Large numbers of mature alveoli begin to appear only relatively late in gestation (see p. 1156). Similarly, the type II alveolar pneumocytes begin to produce substantial amounts of surfactant only just before the normal term of gestation. As a result, premature infants have a reduced vital capacity and functional residual capacity. The greater the degree of prematurity, the greater the incidence of—and mortality from—infant respiratory distress syndrome (see Box 57-2). In addition to having these problems with pulmonary mechanics, premature newborns are also prone to difficulties with ventilatory control. For example, infants with a birth weight of <1500 g have a high incidence of recurrent apnea (i.e., cessation of breathing for >20 seconds, or long enough to produce either cyanosis or bradycardia; see Fig. 23-6A for the mechanism by which hypoxia can produce bradycardia).
Prematurity predisposes the newborn to necrotizing enterocolitis, in which intestinal ischemia leads to the inflammation and death of the mucosa or even the entire intestinal wall. Stresses such as asphyxia or hypothermia may trigger this condition. In addition, the digestive and absorptive systems—especially for lipids—may be inadequate in the premature infant. Because vitamin D is a fat-soluble vitamin required for the absorption of Ca2+ (see discussion beginning on page 1065), premature infants are at special risk of developing rickets.
The immature infant is born with inadequate stores of hepatic glycogen, stores that are essential for maintaining adequate plasma glucose levels in the first hours of extrauterine life. Inadequate hepatic synthesis of coagulation factors (see Table 18-4) can increase the risk of hemorrhage.
Immaturity leads to across-the-board impairment of renal function. Renal blood flow, GFR, and tubular function are all affected. Impaired concentrating ability leads to high urinary water losses. In addition, low gestational age is associated with high levels of insensible water loss because the skin is thin, the subcutaneous tissue is inadequate, and the surface-to-volume ratio is so large. Thus, fluid balance is a major problem for the premature infant. The premature infant is also at a greater risk than the term infant for developing acidosis.
The premature infant is at increased risk of anemia. The baby born at term has a relatively high Hb concentration (14 to 20 g/dL) and hematocrit (43% to 63%). The Hb level normally falls slowly during the first few months of life due to a decreased rate of hematopoiesis and then rises gradually during childhood. The nadir in Hb concentration is more marked in the premature infant for two reasons. First, the premature infant is born with approximately 2 g/dL less Hb than its term counterpart. Second, it has a reduced hematopoietic capacity, due at least in part to decreased iron stores.

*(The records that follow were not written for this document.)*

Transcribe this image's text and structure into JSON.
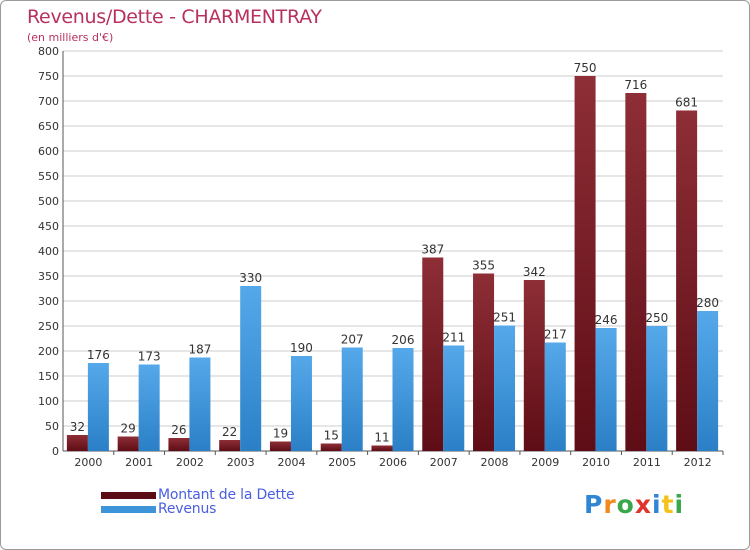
{
  "title": "Revenus/Dette - CHARMENTRAY",
  "subtitle": "(en milliers d'€)",
  "colors": {
    "debt": "#7a1d26",
    "revenue": "#3d94d8",
    "title": "#b8305e",
    "legend_text": "#4a5fe0",
    "grid": "#cccccc"
  },
  "chart_data": {
    "type": "bar",
    "title": "Revenus/Dette - CHARMENTRAY",
    "ylabel": "(en milliers d'€)",
    "xlabel": "",
    "categories": [
      "2000",
      "2001",
      "2002",
      "2003",
      "2004",
      "2005",
      "2006",
      "2007",
      "2008",
      "2009",
      "2010",
      "2011",
      "2012"
    ],
    "series": [
      {
        "name": "Montant de la Dette",
        "color": "#7a1d26",
        "values": [
          32,
          29,
          26,
          22,
          19,
          15,
          11,
          387,
          355,
          342,
          750,
          716,
          681
        ]
      },
      {
        "name": "Revenus",
        "color": "#3d94d8",
        "values": [
          176,
          173,
          187,
          330,
          190,
          207,
          206,
          211,
          251,
          217,
          246,
          250,
          280
        ]
      }
    ],
    "ylim": [
      0,
      800
    ],
    "yticks": [
      0,
      50,
      100,
      150,
      200,
      250,
      300,
      350,
      400,
      450,
      500,
      550,
      600,
      650,
      700,
      750,
      800
    ],
    "grid": true,
    "legend_position": "bottom-left"
  },
  "legend": [
    {
      "label": "Montant de la Dette",
      "color": "#7a1d26"
    },
    {
      "label": "Revenus",
      "color": "#3d94d8"
    }
  ],
  "logo": {
    "letters": [
      {
        "ch": "P",
        "color": "#2f86d4"
      },
      {
        "ch": "r",
        "color": "#f08a1c"
      },
      {
        "ch": "o",
        "color": "#3aa84a"
      },
      {
        "ch": "x",
        "color": "#e0352b"
      },
      {
        "ch": "i",
        "color": "#2f86d4"
      },
      {
        "ch": "t",
        "color": "#f5c21b"
      },
      {
        "ch": "i",
        "color": "#3aa84a"
      }
    ]
  }
}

Premature newborns have difficulty maintaining an adequate temperature, so that body temperature tends to approach the ambient temperature. In a relatively cool room, the body temperature of a premature infant can fall to 30°C. For this reason, a pediatrician treating a premature newborn places it in an incubator, which provides a neutral thermal environment (see p. 1196) and keeps the infant's body core temperature (see pp. 1193–1194) near 37°C. The more immature the newborn (i.e., the smaller the body and the higher the surface-to-volume ratio), the higher must be the temperature of the incubator to maintain the proper body core temperature in the infant.